3 Hij maakte ook al het gereedschap des altaars, de potten, en de schoffelen, en de besprengbekkens, en de krauwelen, en de koolpannen; en al zijn vaten maakte hij van koper.
And he made all the utensils of the altar—the pans and the shovels, and the sprinkling bowls, the flesh-hooks and the fire-pans, —all the utensils thereof, made he of bronze.
4 Ook maakte hij aan het altaar een rooster van koperen netwerk, onder zijn omloop, van beneden tot zijn midden toe.
And he made to the altar a grating, of network of bronze, —under the margin thereof beneath as far as the midst thereof.
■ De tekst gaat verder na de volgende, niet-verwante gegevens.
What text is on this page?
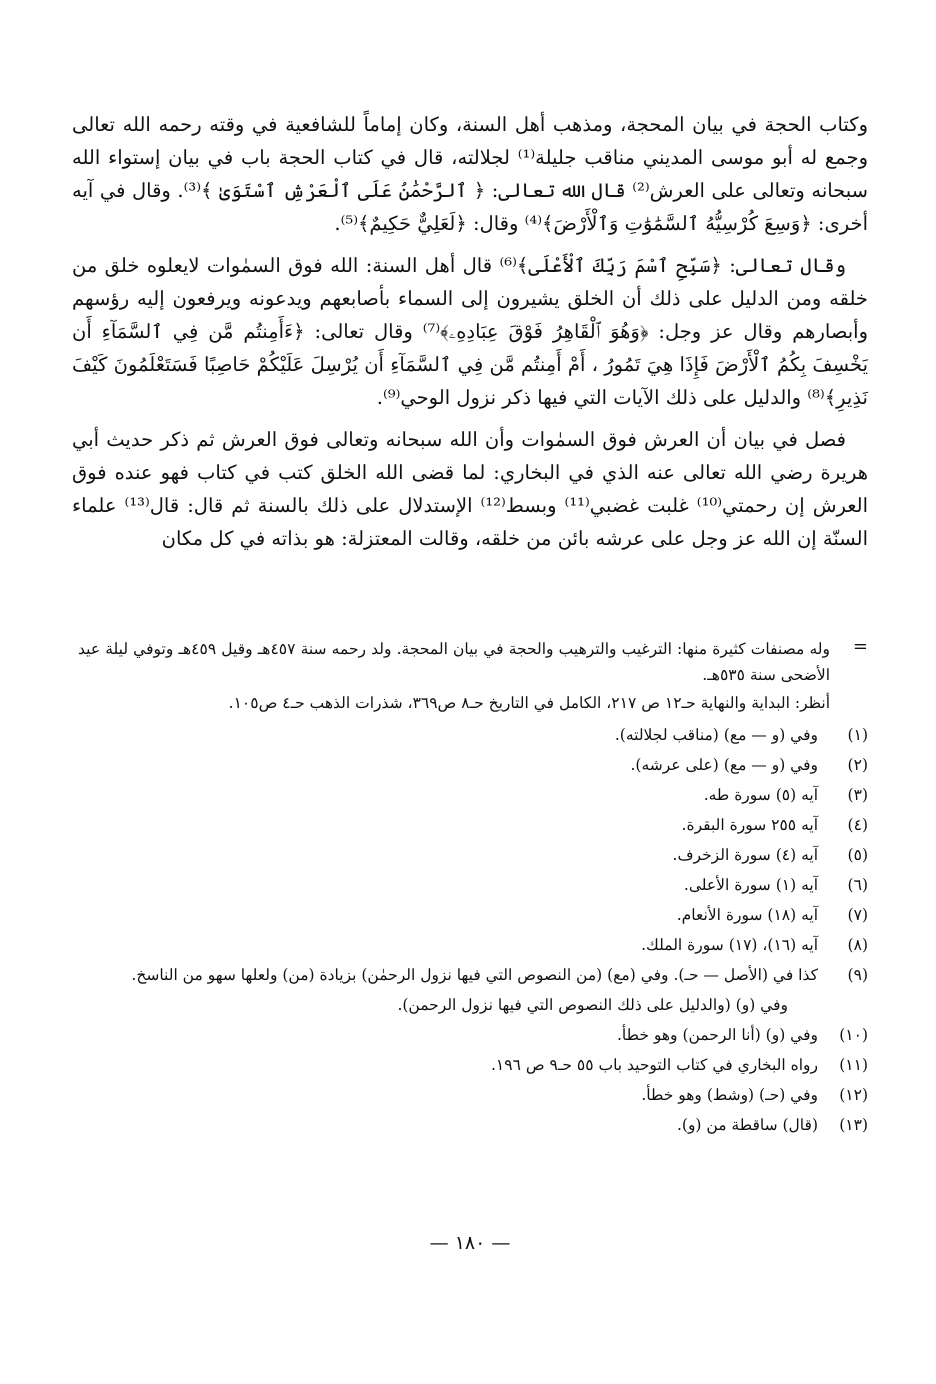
وكتاب الحجة في بيان المحجة، ومذهب أهل السنة، وكان إماماً للشافعية في وقته رحمه الله تعالى وجمع له أبو موسى المديني مناقب جليلة⁽¹⁾ لجلالته، قال في كتاب الحجة باب في بيان إستواء الله سبحانه وتعالى على العرش⁽²⁾ قال الله تعالى: ﴿ ٱلرَّحْمَٰنُ عَلَى ٱلْعَرْشِ ٱسْتَوَىٰ ﴾⁽³⁾. وقال في آيه أخرى: ﴿وَسِعَ كُرْسِيُّهُ ٱلسَّمَٰوَٰتِ وَٱلْأَرْضَ﴾⁽⁴⁾ وقال: ﴿لَعَلِيٌّ حَكِيمٌ﴾⁽⁵⁾.

وقال تعالى: ﴿سَبِّحِ ٱسْمَ رَبِّكَ ٱلْأَعْلَى﴾⁽⁶⁾ قال أهل السنة: الله فوق السمٰوات لايعلوه خلق من خلقه ومن الدليل على ذلك أن الخلق يشيرون إلى السماء بأصابعهم ويدعونه ويرفعون إليه رؤسهم وأبصارهم وقال عز وجل: ﴿وَهُوَ ٱلْقَاهِرُ فَوْقَ عِبَادِهِۦ﴾⁽⁷⁾ وقال تعالى: ﴿ءَأَمِنتُم مَّن فِي ٱلسَّمَآءِ أَن يَخْسِفَ بِكُمُ ٱلْأَرْضَ فَإِذَا هِيَ تَمُورُ ، أَمْ أَمِنتُم مَّن فِي ٱلسَّمَآءِ أَن يُرْسِلَ عَلَيْكُمْ حَاصِبًا فَسَتَعْلَمُونَ كَيْفَ نَذِيرِ﴾⁽⁸⁾ والدليل على ذلك الآيات التي فيها ذكر نزول الوحي⁽⁹⁾.

فصل في بيان أن العرش فوق السمٰوات وأن الله سبحانه وتعالى فوق العرش ثم ذكر حديث أبي هريرة رضي الله تعالى عنه الذي في البخاري: لما قضى الله الخلق كتب في كتاب فهو عنده فوق العرش إن رحمتي⁽¹⁰⁾ غلبت غضبي⁽¹¹⁾ وبسط⁽¹²⁾ الإستدلال على ذلك بالسنة ثم قال: قال⁽¹³⁾ علماء السنّة إن الله عز وجل على عرشه بائن من خلقه، وقالت المعتزلة: هو بذاته في كل مكان

=
وله مصنفات كثيرة منها: الترغيب والترهيب والحجة في بيان المحجة. ولد رحمه سنة ٤٥٧هـ وقيل ٤٥٩هـ وتوفي ليلة عيد الأضحى سنة ٥٣٥هـ.
أنظر: البداية والنهاية حـ١٢ ص ٢١٧، الكامل في التاريخ حـ٨ ص٣٦٩، شذرات الذهب حـ٤ ص١٠٥.
(١)
وفي (و — مع) (مناقب لجلالته).
(٢)
وفي (و — مع) (على عرشه).
(٣)
آيه (٥) سورة طه.
(٤)
آيه ٢٥٥ سورة البقرة.
(٥)
آيه (٤) سورة الزخرف.
(٦)
آيه (١) سورة الأعلى.
(٧)
آيه (١٨) سورة الأنعام.
(٨)
آيه (١٦)، (١٧) سورة الملك.
(٩)
كذا في (الأصل — حـ). وفي (مع) (من النصوص التي فيها نزول الرحمٰن) بزيادة (من) ولعلها سهو من الناسخ.
وفي (و) (والدليل على ذلك النصوص التي فيها نزول الرحمن).
(١٠)
وفي (و) (أنا الرحمن) وهو خطأ.
(١١)
رواه البخاري في كتاب التوحيد باب ٥٥ حـ٩ ص ١٩٦.
(١٢)
وفي (حـ) (وشط) وهو خطأ.
(١٣)
(قال) ساقطة من (و).
— ١٨٠ —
5 En hij goot vier ringen aan de vier einden des koperen roosters, tot plaatsen voor de handbomen.
And he cast four rings in the four corners to the grating of bronze, —as receptacles for the staves,
6 En hij maakte de handbomen van sittimhout, en hij overtrok ze met koper.
And he made the staves of acacia wood, —and overlaid them with bronze.
7 En hij deed de handbomen in de ringen, aan de zijden des altaars, dat men het met dezelve droeg; hij maakte hetzelve hol van planken.
And he brought the staves into the rings, upon the sides of the altar, to lift it therewith, —hollow with boards, did he make it.
8 Hij maakte ook het koperen wasvat, met zijn koperen voet, van de spiegels der te hoop komende vrouwen, die te hoop kwamen voor de deur van de tent der samenkomst.
And he made the laver of bronze, and the stand thereof of bronze, —with the mirrors of the female hosts who did service at the opening of the tent of meeting.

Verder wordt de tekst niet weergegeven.